Hollywood can be a tough and skeptical town--particularly if you arrive here without a Rolodex or a road map to the lay of the land. It is peculiar in that even an industry outsider can be both a stranger in a strange land and an instant "player," just by breaking into the business in the right job.
A month ago, Michael Lynton, 34, a Harvard-educated, ambitious executive from New York's literary community working for Walt Disney Co.'s book and magazine publishing unit, Hyperion, became president of Disney's troubled movie division, Hollywood Pictures. He replaced Ricardo Mestres, who had headed the label since it was begun five years ago.
Lynton--whose background is in corporate finance, publishing and marketing--is believed to be the first non-movie executive ever to be installed as head of production at a major studio. That high-level job typically goes to an executive who's risen through the ranks and paid some dues.

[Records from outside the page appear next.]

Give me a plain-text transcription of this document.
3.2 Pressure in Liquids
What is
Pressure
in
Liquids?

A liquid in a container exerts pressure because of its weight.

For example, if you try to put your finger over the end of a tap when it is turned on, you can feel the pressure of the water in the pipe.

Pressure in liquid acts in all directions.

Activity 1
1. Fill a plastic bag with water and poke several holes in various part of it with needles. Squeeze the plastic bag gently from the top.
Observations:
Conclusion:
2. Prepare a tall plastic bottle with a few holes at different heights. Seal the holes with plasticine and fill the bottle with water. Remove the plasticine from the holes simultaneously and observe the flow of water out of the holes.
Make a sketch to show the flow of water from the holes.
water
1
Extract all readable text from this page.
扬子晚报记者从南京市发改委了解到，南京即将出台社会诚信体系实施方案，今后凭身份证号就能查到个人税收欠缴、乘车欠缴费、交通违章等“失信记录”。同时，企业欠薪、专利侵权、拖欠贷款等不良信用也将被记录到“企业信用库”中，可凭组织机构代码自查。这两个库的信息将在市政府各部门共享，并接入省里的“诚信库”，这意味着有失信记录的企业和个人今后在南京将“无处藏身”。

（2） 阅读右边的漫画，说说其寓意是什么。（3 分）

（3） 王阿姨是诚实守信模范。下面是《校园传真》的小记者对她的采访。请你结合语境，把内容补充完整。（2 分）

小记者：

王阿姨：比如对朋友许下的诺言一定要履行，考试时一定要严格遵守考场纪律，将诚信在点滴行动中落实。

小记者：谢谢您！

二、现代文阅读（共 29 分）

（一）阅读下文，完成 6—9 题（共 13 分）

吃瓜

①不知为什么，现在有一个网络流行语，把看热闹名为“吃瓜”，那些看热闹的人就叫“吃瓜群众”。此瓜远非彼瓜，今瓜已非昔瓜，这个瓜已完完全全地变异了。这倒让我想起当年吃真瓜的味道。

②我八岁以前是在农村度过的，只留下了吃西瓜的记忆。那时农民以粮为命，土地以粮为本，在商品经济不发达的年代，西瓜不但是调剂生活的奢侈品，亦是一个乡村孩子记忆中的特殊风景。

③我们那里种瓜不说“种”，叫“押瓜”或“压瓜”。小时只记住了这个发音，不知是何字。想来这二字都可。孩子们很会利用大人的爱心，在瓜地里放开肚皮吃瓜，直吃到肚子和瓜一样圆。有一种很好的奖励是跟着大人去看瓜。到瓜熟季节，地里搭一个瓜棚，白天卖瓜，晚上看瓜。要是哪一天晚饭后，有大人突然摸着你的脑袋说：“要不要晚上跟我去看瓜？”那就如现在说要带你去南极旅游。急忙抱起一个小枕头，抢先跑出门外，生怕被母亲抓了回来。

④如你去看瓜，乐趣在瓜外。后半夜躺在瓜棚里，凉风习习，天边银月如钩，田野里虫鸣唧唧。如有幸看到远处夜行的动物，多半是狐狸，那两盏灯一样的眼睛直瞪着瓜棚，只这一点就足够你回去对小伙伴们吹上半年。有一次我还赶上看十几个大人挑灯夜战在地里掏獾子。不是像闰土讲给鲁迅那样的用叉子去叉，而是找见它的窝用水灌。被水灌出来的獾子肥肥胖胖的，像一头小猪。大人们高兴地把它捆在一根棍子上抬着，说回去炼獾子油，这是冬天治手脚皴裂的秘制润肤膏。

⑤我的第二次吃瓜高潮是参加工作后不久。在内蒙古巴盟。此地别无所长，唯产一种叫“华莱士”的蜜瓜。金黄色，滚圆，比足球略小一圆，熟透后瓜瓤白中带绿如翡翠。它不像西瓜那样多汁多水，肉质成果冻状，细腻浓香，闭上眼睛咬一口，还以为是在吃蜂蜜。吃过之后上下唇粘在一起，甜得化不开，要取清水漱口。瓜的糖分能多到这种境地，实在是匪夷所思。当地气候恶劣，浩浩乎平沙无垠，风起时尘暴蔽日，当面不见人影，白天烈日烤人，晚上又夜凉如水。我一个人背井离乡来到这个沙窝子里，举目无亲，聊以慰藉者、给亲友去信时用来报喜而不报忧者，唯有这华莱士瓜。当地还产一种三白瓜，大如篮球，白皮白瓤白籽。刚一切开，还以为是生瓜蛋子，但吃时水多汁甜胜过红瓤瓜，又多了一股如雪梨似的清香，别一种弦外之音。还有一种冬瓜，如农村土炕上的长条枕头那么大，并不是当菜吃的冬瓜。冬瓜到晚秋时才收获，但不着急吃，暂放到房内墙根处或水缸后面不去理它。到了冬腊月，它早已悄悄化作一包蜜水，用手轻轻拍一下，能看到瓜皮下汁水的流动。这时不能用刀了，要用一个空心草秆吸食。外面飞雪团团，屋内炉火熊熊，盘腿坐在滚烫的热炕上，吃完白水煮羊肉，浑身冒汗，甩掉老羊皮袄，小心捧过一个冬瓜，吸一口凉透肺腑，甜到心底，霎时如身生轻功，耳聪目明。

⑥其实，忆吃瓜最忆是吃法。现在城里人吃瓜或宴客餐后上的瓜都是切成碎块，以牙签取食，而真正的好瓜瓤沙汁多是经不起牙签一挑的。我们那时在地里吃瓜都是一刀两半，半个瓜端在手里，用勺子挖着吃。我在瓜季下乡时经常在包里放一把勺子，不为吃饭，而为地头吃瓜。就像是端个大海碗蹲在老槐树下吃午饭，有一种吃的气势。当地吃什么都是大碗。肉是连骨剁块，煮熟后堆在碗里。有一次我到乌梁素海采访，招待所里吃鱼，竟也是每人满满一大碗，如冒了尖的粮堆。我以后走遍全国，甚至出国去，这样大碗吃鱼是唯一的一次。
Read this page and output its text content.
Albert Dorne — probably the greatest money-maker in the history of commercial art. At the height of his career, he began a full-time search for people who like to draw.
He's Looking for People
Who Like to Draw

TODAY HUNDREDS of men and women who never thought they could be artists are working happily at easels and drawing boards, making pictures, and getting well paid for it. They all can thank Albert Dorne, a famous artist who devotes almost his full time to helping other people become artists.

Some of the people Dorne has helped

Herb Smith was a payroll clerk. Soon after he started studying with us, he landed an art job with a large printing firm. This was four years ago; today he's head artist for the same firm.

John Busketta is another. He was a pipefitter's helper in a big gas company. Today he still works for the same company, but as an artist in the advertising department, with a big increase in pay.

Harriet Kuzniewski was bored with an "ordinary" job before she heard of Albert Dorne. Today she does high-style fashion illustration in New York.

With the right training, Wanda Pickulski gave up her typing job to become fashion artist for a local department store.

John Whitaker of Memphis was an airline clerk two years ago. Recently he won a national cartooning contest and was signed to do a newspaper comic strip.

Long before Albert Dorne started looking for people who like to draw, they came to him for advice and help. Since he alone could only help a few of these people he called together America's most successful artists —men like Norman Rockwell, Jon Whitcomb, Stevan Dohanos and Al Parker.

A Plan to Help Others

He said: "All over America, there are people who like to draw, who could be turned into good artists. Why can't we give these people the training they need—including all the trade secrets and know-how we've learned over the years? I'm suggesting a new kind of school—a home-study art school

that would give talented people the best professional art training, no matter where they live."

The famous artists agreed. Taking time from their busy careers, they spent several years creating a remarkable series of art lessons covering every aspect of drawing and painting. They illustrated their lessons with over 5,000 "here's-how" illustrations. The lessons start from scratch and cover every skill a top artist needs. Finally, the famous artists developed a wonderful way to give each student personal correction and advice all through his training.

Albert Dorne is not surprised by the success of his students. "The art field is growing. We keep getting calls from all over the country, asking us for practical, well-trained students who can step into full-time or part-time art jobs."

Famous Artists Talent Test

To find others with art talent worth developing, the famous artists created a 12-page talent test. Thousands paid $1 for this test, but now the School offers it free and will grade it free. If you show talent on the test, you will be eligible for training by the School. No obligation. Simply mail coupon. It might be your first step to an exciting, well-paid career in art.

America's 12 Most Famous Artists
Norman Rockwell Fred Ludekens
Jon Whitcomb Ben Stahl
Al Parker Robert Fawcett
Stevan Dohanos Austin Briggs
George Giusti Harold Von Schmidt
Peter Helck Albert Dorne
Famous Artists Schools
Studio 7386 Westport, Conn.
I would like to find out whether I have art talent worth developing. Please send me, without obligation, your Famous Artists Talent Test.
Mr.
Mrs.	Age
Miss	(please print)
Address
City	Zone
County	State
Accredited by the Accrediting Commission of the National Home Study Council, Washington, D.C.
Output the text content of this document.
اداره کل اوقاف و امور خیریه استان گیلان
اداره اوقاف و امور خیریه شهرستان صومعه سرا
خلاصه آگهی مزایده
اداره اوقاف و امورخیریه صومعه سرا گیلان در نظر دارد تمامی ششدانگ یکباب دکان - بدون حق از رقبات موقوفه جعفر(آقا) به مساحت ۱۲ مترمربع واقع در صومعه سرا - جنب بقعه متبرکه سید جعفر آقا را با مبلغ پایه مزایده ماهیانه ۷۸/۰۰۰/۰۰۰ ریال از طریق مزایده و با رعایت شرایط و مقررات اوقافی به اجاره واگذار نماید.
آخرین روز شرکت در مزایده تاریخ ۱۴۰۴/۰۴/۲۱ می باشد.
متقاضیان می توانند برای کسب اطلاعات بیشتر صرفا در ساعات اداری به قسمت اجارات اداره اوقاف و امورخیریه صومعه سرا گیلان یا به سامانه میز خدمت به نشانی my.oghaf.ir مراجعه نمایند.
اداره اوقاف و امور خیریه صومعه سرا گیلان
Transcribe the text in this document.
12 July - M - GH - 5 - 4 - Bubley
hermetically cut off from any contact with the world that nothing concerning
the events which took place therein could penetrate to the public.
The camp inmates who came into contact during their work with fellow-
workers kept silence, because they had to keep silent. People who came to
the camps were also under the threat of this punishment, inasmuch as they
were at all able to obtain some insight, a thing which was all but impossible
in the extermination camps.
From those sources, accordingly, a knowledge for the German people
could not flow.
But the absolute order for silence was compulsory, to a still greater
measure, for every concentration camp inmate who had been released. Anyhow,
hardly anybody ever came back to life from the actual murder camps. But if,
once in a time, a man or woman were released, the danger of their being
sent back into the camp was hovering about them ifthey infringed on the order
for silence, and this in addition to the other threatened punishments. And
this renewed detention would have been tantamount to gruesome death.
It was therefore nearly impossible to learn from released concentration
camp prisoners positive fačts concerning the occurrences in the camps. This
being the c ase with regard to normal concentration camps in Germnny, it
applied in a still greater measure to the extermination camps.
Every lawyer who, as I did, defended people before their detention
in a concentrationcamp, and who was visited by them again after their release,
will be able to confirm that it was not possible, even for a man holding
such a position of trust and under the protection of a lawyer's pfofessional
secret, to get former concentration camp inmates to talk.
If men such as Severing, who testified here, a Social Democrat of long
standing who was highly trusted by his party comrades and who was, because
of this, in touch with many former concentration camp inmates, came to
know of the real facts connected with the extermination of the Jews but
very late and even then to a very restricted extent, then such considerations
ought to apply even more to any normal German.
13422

By virtue of how high and where he landed--Disney being one of the most successful entertainment companies in the world--Lynton automatically has player clout.
Since relocating here from New York and taking over the post in early July, he has naturally been deluged with calls and scripts from agents eager to get their actor, writer, director and producer clients in business with him.
"Agents love a new guy. They can pull out their old inventory that's already been rejected by the last guy and they can easily sell him new ideas and talent--they get a new lamb they can take to slaughter," says one cynical Hollywood filmmaker.
United Talent Agency partner Jeremy Zimmer, one of the few agents Lynton met before his move to Hollywood, says, "Politically, he's already making all the right moves."
Translated, that means he is having meals and meetings with all the right folks. He's had the quintessential power dinner at Morton's with Jay Moloney, one of CAA's most aggressive, high-profile young agents. He's played tennis with Jim Wiatt, president of ICM, another prominent agency. He's even had dinner with Warren Beatty.
On the surface, it all looks well-calculated. But Lynton, who is self-effacing and swears he won't be trading in his dusty Chevy jeep for a new Range Rover, insists, "I'm not aware these were the right moves." When asked if he had dined at Morton's on a fashionable Monday night, Lynton answered, "Yeah, I think so. Why, is that significant?" The dinner with Beatty, he claims, "was totally separate from anything--purely social."
Zimmer suggests that while Lynton's naivete may be genuine, one of the subtleties of Hollywood is "how seductive it is." While your tennis partner or dinner companion may appear to be your friend, "it's often just about people selling each other."
Sitting at breakfast at the posh Four Seasons Hotel in West Hollywood, dressed in a gray suit (he owns no Armani) and brown oxfords, Lynton seems remarkably calm and cool for someone who just became head of a movie label, recently bought and moved into a $1.4-million house in Los Feliz, and, along with his wife, Jamie Alter, vice president of Court TV, is about a week away from expecting his first baby.
"It's been hectic and I know I have a lot of balls in the air, but for the most part it's been invigorating," says Lynton, insisting that so far he's neither shell-shocked nor intimidated by the Hollywood crowd. "I may be naive and a bumpkin, but I haven't had this much fun in a long time."
Lynton never expected to find himself in Hollywood. He was in Colorado on a ski holiday in March when his close friend David Hoberman, president of motion pictures at Walt Disney Studios, called and asked if he'd be interested in the job. The two had become friends after meeting three years ago at a Disney corporate retreat in Aspen.
Within days, Lynton called back to say he would consider it. He met with Disney Co. Chairman Michael Eisner and Disney Studios Chairman Jeffrey Katzenberg, both of whom he had known since his association with Disney began in 1987.
They were no doubt impressed with Lynton's track record. He began as manager of business development for the consumer products division and after a year was promoted to director of marketing. In 1989, he moved into publishing and helped launch several new book imprints including Hyperion, Hyperion Books for Children, Disney Press and Disney Mouseworks. Also established under his tenure was the monthly magazine Disney Adventures and the upcoming Family PC. Lynton, who received his MBA from Harvard in 1987, said initially he wondered how transferable his skills would be and how the industry would receive his lack of experience. Disney management expressed confidence in his smarts and promised to give him "adequate time to learn the ropes."